Le collectif contacte la cellule de Médecin du Monde pour qu'ils se déplacent. Dès leur arrivée, ils proposent de s'occuper de dix personnes. Comment les choisir ? Au hasard ! Nous nous en inquiétons et pointons les problèmes urgents à régler : les traitements vitaux pour le cœur, les reins, les maladies bénignes qui s'aggravent de manière alarmante, les jambes cassées... Nous sommes entendus et ces malades se voient remettre une fiche de rendez-vous. Rendez-vous auquel ils devront se rendre seuls, à pied, à deux kilomètres !
De nouveau, nous faisons part de notre inquiétude. Alors on viendra chercher ceux qui ne peuvent se déplacer jusqu'à l’antenne de MDM.
Médecin du monde a mis en place un relais entre l'antenne et le bidonville avec des travailleurs sociaux. Ce personnel-relais à peine parti, tous les détenteurs de fiches se précipitent vers nous. Ils ne savent pas lire. Ne connaissent pas le nom des jours en français. Savent-ils d'ailleurs quel jour nous sommes dans cette enceinte où l'ennui et le désœuvrement, entrecoupé de recherche de subsistance, hachent et rongent le temps de cet hors du monde ?

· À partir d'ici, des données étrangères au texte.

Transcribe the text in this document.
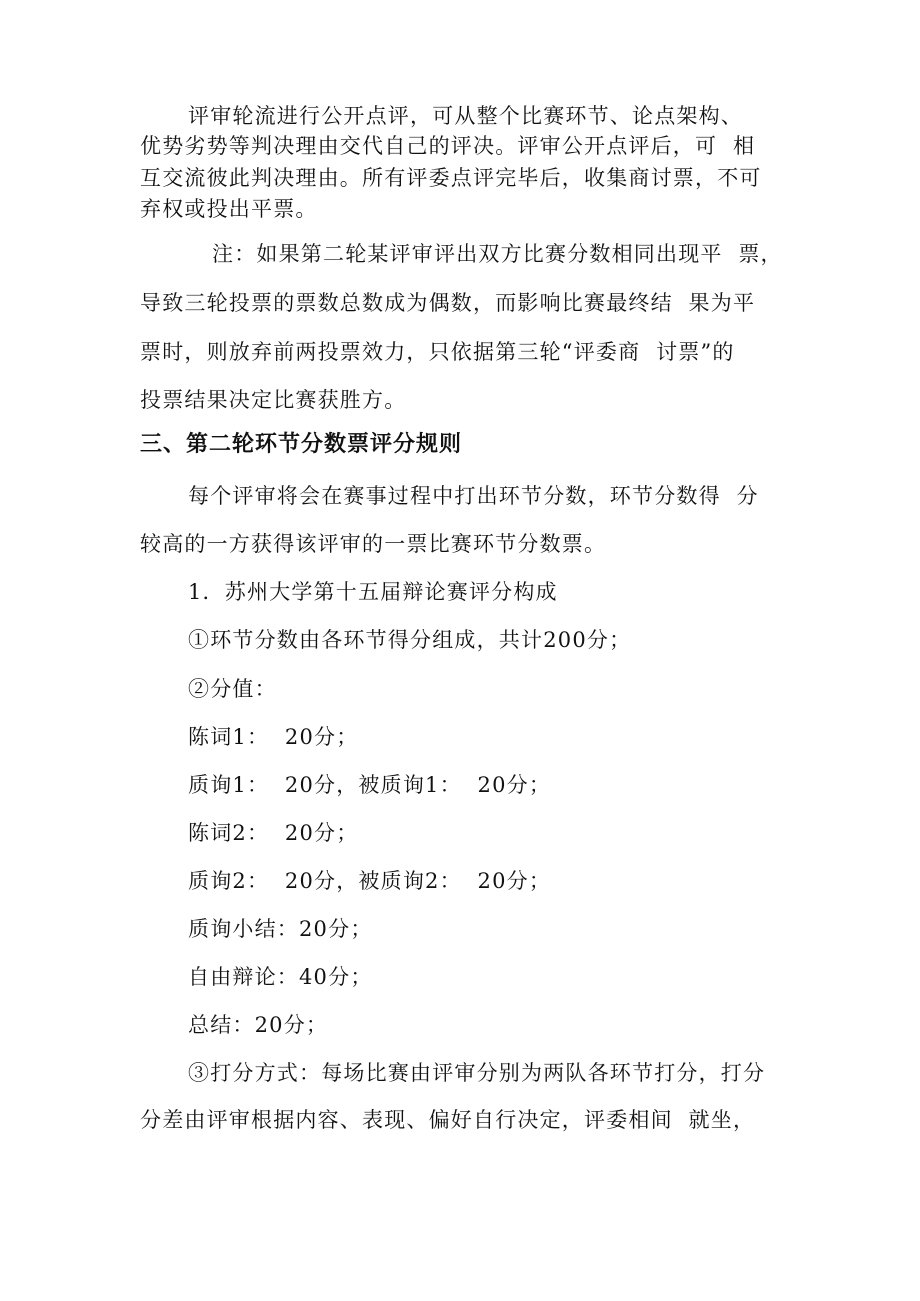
评审轮流进行公开点评，可从整个比赛环节、论点架构、

优势劣势等判决理由交代自己的评决。评审公开点评后，可  相

互交流彼此判决理由。所有评委点评完毕后，收集商讨票，不可

弃权或投出平票。

注：如果第二轮某评审评出双方比赛分数相同出现平  票，

导致三轮投票的票数总数成为偶数，而影响比赛最终结  果为平

票时，则放弃前两投票效力，只依据第三轮“评委商  讨票”的

投票结果决定比赛获胜方。

三、第二轮环节分数票评分规则

每个评审将会在赛事过程中打出环节分数，环节分数得  分

较高的一方获得该评审的一票比赛环节分数票。

1．苏州大学第十五届辩论赛评分构成

①环节分数由各环节得分组成，共计200分；

②分值：

陈词1：  20分；

质询1：  20分，被质询1：  20分；

陈词2：  20分；

质询2：  20分，被质询2：  20分；

质询小结：20分；

自由辩论：40分；

总结：20分；

③打分方式：每场比赛由评审分别为两队各环节打分，打分

分差由评审根据内容、表现、偏好自行决定，评委相间  就坐，
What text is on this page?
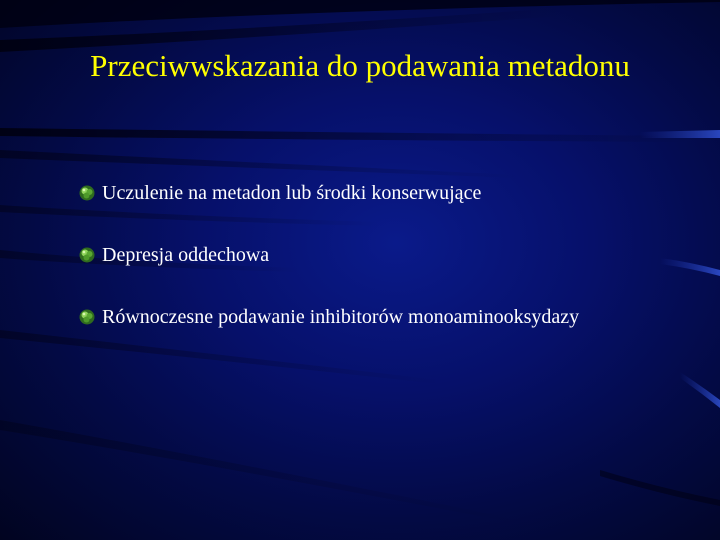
Przeciwwskazania do podawania metadonu
Uczulenie na metadon lub środki konserwujące
Depresja oddechowa
Równoczesne podawanie inhibitorów monoaminooksydazy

Nous dessinons des horloges sur les fiches pour indiquer l'heure des rendez-vous. Comptons les jours qui restent avec eux et les marquons d'un trait à la manière des prisonniers de série B. Nombres d'outils à inventer manquent encore pour que l'autre côté du mur entende et se fasse entendre de ce côté-ci. Nombres d'outils sans lesquels grandie la plate-bande laissée aux préjugés, aux "On ne peut pas leur faire confiance", aux " ils ne sont pas fiables ", aux " le rendez-vous c'est pour eux, c'est important mais ils ne s'y présentent même pas ", comme au triste " il faut avouer qu'ils font parfois tout pour correspondre aux préjugés qu'on a sur eux ".
La présence de l'étranger, du Voyageur, perturbe naturellement l'ordre des choses et, se faisant, l'ensemence de NOUS nouveaux, outils et manières de co-naître.